Thursday, October 29, 2015

Hyperbole alert.

The US military may be staggering around the planet like a drunken, bloated colossus. Yet [Matthew] Continetti [editor of The Washington Free Beacon] still dutifully trots out all the [Irving] Kristolian tropes about the need for military assertiveness (more drunken belligerence), massive defense spending (more bloating), and “a new American century.” Reaganism is needed now just as much as in 1996, he avers: in fact, doubly so, for Russia has reemerged as:
“…the greatest military and ideological threat to the United States and to the world order it has built over decades as guarantor of international security.”[1]
Last I heard the people actually pulling triggers on rifles and IEDs on American troops these days are sunni jihadis, not Russian Christians, though that could change soon enough if we continue to throw our weight around in service to the jihadi cause in the Middle East.

I am also at a loss to know what Russian ideas are spreading across the world that are such a danger to the U.S. Their undoubted position that we are acting like a bunch of overbearing, entitled, deluded jerks might be unpleasant for some people to deal with but it's hardly what I'd call an "ideological threat."

And such Russian troops as are outside Russia pale in significance beside the numbers of U.S. troops outside U.S. borders, but I suppose we get a pass because the world knows that we are a benevolent power. The late Mr. Gaddafi is probably saying to himself, "Who knew?"

The United States could do some good if it would persuade Merkel and the Europeans to stop committing suicide on the matter of mass immigration but that would highlight a much more sinister agenda there and here. So Russians are "it" -- the locus of all earthly satanic activity in a neocon worldview that's quite oblivious to the ongoing Western suicide at home.
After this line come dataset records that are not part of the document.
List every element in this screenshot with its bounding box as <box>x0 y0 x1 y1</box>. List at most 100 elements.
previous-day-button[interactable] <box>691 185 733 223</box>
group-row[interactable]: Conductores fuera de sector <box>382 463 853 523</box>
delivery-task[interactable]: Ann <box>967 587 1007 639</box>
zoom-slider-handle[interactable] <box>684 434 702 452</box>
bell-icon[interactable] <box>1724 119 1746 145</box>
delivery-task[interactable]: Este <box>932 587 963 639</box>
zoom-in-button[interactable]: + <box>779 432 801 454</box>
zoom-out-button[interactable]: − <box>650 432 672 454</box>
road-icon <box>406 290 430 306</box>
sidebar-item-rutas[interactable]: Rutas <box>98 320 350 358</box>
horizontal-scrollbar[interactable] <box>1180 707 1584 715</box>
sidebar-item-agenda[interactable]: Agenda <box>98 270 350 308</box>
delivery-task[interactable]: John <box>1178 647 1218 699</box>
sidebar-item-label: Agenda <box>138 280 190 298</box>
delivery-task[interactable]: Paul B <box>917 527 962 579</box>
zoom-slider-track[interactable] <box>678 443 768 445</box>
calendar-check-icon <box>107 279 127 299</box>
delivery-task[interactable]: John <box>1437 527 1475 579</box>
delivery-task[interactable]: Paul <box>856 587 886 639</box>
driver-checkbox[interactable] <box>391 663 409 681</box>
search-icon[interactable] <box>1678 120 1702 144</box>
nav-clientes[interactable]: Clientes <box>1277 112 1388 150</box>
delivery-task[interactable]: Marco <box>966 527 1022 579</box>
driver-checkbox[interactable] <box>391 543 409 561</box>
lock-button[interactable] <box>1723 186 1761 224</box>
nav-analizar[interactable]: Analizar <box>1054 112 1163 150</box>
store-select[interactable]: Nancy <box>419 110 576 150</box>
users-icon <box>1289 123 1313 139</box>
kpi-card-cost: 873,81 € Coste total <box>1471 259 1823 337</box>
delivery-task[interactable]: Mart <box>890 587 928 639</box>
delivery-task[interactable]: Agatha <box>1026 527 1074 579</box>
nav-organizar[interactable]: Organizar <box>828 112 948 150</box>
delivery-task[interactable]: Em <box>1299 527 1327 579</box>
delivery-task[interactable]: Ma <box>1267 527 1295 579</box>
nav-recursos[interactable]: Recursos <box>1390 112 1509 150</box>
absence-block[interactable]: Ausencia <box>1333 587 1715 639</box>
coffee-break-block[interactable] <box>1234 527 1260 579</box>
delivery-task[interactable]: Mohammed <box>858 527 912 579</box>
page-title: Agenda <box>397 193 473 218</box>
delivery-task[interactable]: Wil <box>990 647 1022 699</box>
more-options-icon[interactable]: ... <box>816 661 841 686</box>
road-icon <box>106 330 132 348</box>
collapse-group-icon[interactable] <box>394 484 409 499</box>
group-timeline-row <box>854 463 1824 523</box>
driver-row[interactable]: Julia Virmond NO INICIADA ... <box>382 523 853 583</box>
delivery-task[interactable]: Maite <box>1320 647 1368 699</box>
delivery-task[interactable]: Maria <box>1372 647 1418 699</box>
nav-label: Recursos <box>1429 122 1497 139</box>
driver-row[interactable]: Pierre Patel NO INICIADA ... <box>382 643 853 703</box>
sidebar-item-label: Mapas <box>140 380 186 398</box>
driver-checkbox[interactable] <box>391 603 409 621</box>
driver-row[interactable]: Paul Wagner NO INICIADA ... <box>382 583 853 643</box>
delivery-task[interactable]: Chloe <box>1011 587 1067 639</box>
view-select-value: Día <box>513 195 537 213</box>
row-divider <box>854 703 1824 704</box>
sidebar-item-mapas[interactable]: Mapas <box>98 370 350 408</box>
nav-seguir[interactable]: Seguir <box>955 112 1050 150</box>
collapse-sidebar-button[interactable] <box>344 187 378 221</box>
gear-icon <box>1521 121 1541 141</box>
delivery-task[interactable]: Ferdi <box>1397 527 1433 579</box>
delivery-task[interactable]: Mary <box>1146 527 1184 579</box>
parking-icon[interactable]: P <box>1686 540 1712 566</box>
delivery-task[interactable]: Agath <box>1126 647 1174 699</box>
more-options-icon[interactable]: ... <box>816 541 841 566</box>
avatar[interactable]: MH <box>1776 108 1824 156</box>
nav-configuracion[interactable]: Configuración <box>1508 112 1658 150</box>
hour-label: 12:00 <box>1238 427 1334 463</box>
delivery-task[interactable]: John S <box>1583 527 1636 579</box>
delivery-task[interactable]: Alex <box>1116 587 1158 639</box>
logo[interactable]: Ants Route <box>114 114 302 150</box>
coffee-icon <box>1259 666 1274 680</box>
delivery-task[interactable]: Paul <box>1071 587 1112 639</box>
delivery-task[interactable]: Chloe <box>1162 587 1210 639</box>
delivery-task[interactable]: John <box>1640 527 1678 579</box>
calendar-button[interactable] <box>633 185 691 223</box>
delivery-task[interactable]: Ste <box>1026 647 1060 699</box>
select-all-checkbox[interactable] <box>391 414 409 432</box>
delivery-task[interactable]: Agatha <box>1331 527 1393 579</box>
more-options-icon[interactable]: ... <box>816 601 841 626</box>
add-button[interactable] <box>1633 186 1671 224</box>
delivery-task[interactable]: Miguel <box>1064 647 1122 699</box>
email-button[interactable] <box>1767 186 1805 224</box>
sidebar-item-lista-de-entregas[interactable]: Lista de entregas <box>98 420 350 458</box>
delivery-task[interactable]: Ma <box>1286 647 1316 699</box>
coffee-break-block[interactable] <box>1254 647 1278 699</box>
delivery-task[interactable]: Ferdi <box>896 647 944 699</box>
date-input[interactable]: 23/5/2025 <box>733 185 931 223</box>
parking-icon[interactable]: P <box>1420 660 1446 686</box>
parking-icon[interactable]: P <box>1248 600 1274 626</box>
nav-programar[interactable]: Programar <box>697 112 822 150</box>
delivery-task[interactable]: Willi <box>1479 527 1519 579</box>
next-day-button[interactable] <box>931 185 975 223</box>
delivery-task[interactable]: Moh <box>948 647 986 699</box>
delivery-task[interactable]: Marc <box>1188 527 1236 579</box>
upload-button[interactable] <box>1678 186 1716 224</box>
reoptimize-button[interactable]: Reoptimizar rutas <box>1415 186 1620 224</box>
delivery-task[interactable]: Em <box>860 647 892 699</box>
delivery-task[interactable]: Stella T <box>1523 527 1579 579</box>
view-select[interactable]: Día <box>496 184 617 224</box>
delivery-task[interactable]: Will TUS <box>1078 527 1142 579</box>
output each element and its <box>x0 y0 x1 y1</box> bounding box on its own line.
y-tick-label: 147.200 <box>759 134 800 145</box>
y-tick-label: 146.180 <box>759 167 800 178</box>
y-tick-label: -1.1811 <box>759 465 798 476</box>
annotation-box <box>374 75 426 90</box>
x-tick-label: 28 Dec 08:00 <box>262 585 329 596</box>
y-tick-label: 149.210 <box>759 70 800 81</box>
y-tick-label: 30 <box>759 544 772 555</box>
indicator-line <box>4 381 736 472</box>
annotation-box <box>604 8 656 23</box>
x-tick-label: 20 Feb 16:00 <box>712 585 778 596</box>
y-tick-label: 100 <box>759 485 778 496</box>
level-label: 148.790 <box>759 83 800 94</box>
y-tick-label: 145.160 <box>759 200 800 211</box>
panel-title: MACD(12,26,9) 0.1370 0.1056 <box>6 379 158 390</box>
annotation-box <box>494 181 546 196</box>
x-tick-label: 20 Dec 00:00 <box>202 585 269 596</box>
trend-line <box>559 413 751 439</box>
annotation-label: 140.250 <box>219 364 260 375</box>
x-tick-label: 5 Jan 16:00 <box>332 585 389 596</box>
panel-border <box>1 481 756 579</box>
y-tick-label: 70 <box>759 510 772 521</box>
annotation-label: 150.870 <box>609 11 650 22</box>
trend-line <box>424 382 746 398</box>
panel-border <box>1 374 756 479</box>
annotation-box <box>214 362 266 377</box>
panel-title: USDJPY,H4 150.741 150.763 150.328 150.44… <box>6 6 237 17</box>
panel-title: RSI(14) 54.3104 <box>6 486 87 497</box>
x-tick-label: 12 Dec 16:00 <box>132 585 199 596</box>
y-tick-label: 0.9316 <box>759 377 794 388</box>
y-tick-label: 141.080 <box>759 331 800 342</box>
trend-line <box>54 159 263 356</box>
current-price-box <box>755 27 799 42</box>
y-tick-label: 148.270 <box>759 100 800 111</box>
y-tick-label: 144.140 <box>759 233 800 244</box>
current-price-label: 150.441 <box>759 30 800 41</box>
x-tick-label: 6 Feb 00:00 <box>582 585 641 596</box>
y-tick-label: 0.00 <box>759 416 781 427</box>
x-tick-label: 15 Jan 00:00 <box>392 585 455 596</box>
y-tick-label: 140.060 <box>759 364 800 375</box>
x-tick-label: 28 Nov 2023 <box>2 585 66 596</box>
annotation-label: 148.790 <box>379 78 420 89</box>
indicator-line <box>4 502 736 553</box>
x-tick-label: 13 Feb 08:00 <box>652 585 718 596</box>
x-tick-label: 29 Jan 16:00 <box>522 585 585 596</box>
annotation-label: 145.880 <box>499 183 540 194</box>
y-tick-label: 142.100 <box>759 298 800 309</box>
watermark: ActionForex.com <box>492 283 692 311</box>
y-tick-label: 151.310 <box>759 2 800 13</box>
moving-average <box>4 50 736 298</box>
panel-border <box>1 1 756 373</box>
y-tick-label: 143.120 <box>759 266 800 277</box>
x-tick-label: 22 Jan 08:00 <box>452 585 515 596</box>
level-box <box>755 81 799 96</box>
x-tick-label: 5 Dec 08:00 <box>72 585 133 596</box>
It's odd that the neocon Mr. Continetti doesn't see the U.S. infatuation with Saudi salafism and support for ISIS and al Qaida in Syria as possibly threatening to the world order, made in U.S.A. or otherwise. Or that the neocon agenda of laying waste to various nation states here and there is reckless and destablilizing by itself. In a world where the Western powers have embraced suicide by immigrant invader it's like swatting at mosquitoes with a baseball bat to try to find any kind of a common sense in the clouds of this kind of intellectual flapdoodle.

Notes
[1] "Embracing The Dark Side: A Short History Of The Pathological Neocon Quest For Empire." By Dan Sanchez, David Stockman's Contra Corner, 10/27/15 (emphasis added).

2 comments:

Reg T said...

To a certain extent, I believe Putin may be doing what _we_ should be doing in Syria.

Col. B. Bunny said...

I think he's doing exactly what we should have been doing all along. I presume aerial bombardment is even more accurate than, what, ten years ago. However, without ground observers, especially against dug-in troops, it's hard to take advantage of that precision. Tank and other vehicles are less dependent on ground observers, of course.

If we hadn't fixated on the stupid goal of removing Assad we'd have all kinds of opportunities for coordination with multiple ground units. Putin isn't hampered by that foolishness.

We're schizophrenic there wanting to fight ISIS (though I'm skeptical of that) and Assad, but Assad would be a valuable asset in defeating ISIS. ISIS is by far the most bestial force on the planet (possibly) but we've set ourselves up to fail by having this odd dual policy.

And it's a yet-more-odd policy since any junior strategic analyst knows what a mess resulted with the undeniable stability provided by Gaddafi was removed.

And the migrant/asylum seeker/jihadi invasion crisis in Europe is 100% made in USA.

This must be what "leading from behind" means. It's expensive and we deserve any ridicule that is heaped on us.